Asked if he was fed up of seeing others winning, Ding told BBC Sport: “I was OK. If I lost then I would go to my family and watch somebody else pick the trophy up. I was imagining that it was me lifting it up.
“I don’t care who was winning, in my mind it was me that was there. I have routines, like practising for two or three hours, but if you lose that then you don’t know what you are doing.
“In 2013 and 2014 I had great seasons but this time I really felt I was handling the match and the win is an unbelievable feeling. I am very dangerous.”

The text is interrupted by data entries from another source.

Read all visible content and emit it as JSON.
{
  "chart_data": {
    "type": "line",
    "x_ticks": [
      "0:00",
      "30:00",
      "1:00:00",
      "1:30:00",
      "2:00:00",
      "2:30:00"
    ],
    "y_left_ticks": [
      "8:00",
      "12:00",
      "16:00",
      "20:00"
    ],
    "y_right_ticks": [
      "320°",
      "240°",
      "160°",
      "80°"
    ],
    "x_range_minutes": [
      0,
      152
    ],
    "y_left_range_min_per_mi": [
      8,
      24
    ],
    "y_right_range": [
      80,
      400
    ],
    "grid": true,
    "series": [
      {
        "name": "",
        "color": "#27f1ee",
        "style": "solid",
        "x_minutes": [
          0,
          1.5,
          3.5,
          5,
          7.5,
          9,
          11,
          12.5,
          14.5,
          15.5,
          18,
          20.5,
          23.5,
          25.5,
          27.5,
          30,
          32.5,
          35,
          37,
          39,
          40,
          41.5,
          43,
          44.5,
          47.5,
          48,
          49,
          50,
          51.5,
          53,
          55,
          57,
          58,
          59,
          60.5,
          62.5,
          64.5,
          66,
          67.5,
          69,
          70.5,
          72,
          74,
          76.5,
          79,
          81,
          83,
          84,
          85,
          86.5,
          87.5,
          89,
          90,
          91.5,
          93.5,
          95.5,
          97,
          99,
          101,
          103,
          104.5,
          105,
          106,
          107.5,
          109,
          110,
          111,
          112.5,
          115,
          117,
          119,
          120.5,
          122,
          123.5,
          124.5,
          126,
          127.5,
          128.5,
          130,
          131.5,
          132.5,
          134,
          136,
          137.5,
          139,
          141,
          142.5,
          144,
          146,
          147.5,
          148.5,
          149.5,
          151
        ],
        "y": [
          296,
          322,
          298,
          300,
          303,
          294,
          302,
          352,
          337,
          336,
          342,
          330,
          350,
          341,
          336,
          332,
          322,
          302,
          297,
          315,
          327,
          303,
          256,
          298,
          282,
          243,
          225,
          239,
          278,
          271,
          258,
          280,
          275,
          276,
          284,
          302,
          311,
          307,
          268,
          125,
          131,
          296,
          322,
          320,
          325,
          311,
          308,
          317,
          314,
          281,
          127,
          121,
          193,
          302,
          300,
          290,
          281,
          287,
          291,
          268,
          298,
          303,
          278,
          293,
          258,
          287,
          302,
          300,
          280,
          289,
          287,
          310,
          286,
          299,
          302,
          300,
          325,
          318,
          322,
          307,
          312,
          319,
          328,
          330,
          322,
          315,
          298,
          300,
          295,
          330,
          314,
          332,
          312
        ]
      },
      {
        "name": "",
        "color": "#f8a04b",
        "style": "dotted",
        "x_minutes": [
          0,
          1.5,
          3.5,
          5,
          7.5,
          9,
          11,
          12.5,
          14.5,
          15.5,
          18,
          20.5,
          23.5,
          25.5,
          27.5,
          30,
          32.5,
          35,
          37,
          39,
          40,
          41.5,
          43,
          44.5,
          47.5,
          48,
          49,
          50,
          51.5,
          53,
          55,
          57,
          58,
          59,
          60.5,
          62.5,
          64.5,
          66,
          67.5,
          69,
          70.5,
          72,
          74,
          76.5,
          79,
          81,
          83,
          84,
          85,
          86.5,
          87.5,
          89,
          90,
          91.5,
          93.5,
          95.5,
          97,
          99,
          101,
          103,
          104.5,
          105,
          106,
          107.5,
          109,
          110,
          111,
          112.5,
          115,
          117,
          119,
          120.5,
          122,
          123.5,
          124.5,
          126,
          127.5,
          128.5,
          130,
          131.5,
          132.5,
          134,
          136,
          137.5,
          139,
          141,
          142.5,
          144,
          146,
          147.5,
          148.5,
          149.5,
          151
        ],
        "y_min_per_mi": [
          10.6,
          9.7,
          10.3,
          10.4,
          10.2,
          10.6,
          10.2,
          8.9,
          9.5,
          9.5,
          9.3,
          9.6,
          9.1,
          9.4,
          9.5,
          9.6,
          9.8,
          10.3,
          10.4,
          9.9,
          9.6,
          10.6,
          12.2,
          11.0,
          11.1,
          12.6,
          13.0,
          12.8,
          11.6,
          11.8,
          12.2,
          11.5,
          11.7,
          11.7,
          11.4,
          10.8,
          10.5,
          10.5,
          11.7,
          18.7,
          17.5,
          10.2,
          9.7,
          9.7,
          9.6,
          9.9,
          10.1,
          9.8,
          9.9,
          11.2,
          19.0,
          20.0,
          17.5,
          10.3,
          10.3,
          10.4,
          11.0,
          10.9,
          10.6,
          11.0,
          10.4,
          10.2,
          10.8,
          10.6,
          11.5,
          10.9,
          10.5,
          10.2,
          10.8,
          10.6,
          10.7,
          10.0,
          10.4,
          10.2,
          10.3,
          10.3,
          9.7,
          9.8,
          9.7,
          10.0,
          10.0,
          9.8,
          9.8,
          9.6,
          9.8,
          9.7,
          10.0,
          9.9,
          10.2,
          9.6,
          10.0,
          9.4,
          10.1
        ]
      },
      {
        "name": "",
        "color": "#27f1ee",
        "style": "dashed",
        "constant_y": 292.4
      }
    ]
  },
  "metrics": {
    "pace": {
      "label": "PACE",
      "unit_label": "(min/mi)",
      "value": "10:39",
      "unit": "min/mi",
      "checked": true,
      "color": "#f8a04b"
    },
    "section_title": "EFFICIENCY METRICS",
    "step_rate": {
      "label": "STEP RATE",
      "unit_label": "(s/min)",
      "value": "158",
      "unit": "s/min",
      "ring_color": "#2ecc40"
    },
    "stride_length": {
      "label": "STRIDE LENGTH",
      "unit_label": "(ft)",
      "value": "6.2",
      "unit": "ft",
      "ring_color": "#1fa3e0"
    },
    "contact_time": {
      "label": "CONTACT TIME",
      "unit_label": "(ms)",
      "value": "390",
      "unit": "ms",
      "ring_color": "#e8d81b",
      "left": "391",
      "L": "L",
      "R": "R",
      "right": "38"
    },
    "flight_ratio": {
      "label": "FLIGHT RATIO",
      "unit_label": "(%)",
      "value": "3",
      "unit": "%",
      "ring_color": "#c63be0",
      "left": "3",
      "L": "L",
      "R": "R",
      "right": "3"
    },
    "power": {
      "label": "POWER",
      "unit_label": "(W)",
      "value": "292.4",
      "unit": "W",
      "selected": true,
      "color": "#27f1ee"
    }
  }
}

Beaten finalist Maguire, who made three centuries, added: “I just tried to go hell for leather but it is difficult when he is in a scoring mood. The way he finished it off, I take my hat off to him.
“At 8-6 I wanted to be in the balls and felt I could have cleared up but he made two hundreds and it is a tough school out there.”
Ding pays tribute to new coach
Just six weeks ago, Ding started working with coach Django Fung based at the Grove Snooker Academy in Romford and paid tribute to his compatriot for turning his form around.
Fung, who also manages world number one Judd Trump and others, said Ding’s game was “all over the place” and had to explain that all players had “bad days” and to not let it affect him.
Ding’s mental fragility has often been questioned. He remains one of the greatest players never to win the World Championship, but says he has found a new inner strength to help him cope.
“We have been friends for many years and he helps my game,” he said. “He sees my game differently, where I am good and where I am bad. We have been working well.
“He makes my practice simple and it is totally different now. I was doing nothing before, there was no concentration.
“Normally I don’t speak much, when I lose I feel bad and don’t want to talk, I keep it bottled inside and have done that from a young age. Django understands me, knows me and can help me. You can see what is happening now.”